Another time (I think it was a MariaDB) the database get corrupted every few days. First we though it was hardware, so we replaced disks, then the entire machine. But it continued to happen. Eventually it turned out it was a bug and with specific pattern written to the disk, when MariaDB read that block back it incorrectly thought the block was encrypted and discarded it. Updating to a version that fixed it, responded the issue, but that's really a nasty bug that caused data corruption.

Postgresql on the other hand with my experience always was nice even in bad situations. When we had network issue (due to failed switch) one the problem was fixed the database reconnected back and trained replication, MySQL in similar situation required to tell it to reconnect again, some even setting up replication again (which requires restoring backup on slave and reconfiguring replication again, which required few hours).

In another instance we had main postgresql set up replication to a DR site. The database data was stored on filesystem provided by NetApp. A consultant had a task to deprecate filesystems that were no longer used, so he actually put them offline for 30 days, before deleting them. Around 20 days in we noticed that the master was running out of space. Turns out the disk was utilized by unshipped logs to the standby. Once filesystem at the DR site was put back online everything resolved all by itself.

pgaddict · on Sept 7, 2020

I haven't down-voted the post, but I'd say it's a bit misleading.

Firstly, it's not quite true "Uber migrated away because of write amplification" because they named multiple other reasons contributing to that decision. (And yes, not all of those reasons were quite valid, but that's a different discussion.)

Secondly, it's patently false that Postgres sets up local replication writing into a local file. That's plain bogus.

ants_a · on Sept 7, 2020

To add to others, writing a file over and over doesn't do anything on pretty much any solid state storage device you would use for a database. You would have to look at something like a bargain basement SD card to find something that doesn't have wear leveling.

nopurpose · on Sept 7, 2020

With deduplicatio enabled, how does it differ from GIN index now?

petergeoghegan · on Sept 7, 2020

GIN is optimized for things like full text search and jsonb indexing. GIN's internal B-Tree/entry tree consists of datums that are decomposed from the data type you're actually indexing rather than the data type itself (e.g. when indexing a column that's an array of ints, the entry tree is actually plain integers).
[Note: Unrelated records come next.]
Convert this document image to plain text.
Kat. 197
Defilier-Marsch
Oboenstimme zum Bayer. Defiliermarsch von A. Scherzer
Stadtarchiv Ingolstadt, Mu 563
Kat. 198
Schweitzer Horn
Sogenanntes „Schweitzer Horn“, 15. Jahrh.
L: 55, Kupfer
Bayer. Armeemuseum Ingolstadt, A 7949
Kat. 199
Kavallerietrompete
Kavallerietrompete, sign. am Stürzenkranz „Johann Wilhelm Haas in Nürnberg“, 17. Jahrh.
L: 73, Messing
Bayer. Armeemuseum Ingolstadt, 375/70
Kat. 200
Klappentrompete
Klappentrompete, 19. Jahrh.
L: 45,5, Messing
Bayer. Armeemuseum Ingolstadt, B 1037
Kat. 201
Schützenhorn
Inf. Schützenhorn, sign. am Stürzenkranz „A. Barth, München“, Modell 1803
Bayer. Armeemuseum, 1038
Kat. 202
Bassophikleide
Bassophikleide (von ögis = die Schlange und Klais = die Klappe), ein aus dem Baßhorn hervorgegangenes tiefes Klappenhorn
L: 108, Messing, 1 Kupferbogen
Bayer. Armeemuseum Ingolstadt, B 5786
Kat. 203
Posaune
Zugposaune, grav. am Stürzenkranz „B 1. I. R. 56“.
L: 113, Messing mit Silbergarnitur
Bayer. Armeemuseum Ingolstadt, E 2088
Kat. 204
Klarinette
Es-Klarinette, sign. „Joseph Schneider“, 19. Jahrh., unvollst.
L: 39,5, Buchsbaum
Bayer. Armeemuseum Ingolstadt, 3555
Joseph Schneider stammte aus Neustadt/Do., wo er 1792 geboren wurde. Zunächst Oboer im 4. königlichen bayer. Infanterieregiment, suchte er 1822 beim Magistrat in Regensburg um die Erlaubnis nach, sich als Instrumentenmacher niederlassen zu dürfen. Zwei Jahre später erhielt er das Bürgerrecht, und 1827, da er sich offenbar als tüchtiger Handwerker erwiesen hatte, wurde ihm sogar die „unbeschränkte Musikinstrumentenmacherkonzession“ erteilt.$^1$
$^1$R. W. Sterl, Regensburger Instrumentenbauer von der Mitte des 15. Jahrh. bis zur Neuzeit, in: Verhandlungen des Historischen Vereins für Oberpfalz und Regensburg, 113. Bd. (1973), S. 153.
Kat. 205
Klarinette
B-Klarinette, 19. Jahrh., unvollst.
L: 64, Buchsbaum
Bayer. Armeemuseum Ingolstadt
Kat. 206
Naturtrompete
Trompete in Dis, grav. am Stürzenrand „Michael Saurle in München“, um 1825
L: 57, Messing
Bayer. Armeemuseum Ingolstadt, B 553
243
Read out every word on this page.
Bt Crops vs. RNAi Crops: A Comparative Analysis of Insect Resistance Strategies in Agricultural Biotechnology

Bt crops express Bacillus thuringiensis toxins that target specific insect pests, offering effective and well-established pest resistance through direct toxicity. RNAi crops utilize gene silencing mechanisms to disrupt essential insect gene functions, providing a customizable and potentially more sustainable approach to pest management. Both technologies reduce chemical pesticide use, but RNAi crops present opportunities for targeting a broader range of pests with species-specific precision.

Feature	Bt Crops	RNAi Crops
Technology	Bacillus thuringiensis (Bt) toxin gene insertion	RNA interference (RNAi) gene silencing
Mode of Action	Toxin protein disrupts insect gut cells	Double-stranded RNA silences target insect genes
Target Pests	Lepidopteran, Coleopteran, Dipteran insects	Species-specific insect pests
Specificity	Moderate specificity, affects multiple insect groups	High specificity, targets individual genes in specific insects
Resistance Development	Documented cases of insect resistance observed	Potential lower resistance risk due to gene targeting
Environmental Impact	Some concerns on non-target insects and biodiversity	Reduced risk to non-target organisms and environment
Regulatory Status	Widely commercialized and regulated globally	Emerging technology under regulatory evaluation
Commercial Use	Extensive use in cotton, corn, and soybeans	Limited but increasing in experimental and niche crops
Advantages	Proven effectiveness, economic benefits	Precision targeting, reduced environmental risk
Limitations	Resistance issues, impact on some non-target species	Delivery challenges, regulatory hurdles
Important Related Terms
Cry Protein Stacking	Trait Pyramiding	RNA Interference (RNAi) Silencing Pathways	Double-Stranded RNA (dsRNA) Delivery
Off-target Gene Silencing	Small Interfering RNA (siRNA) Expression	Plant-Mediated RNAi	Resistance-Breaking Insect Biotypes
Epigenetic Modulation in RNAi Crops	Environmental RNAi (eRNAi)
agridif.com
You can now use B-Tree to get something that's roughly comparable to GIN + contrib/btree_gin, though only when indexing a single column -- multi-column indexing in GIN stores each datum from the same row in totally different parts of the tree. This is totally different from B-Tree, which stores all columns that are indexed for the same row together.

B-Tree deduplication is only capable of making the index about 3x smaller (though larger reductions are possible when indexing large ), whereas GIN can sometimes manage about 10x because it also compresses TID lists. This on-disk size difference is only apparent when there are a huge number of duplicates. GIN now has a higher on-disk overhead when there are only 3 or 4 duplicates per item.

In summary, B-Tree is a performance all-rounder that has good, consistent read and write performance. GIN is more optimized for writes, and for specialized applications like FTS.

avremel · on Sept 7, 2020

> The big difference is that duplicate index entries can still occur in B-tree indexes. GIN indexes have to integrate new entries into the posting list every time, which makes data modifications less efficient (this is mitigated by the pending list). In contrast, PostgreSQL deduplicates B-tree entries only when it would otherwise have to split the index page. So it has to do the extra work only occasionally, and only when it would have to do extra work anyway. This extra work is balanced by the reduced need for page splits and the resulting smaller index size.

https://www.cybertec-postgresql.com/en/b-tree-index-deduplic...

pgaddict · on Sept 7, 2020

Interesting question.

Considering how different the gid and btree indexes are, I'd say it's very different. GIN essentially builds a posting list for each value in the column, and compresses that (which might be seen as a kind of a bitmap index). OTOH btree deduplication simply compares index keys that end up on the same leaf page. So there's on "global" index compression, it's much more localized.

But I suppose Peter and Anastasia have more thoughts on this ...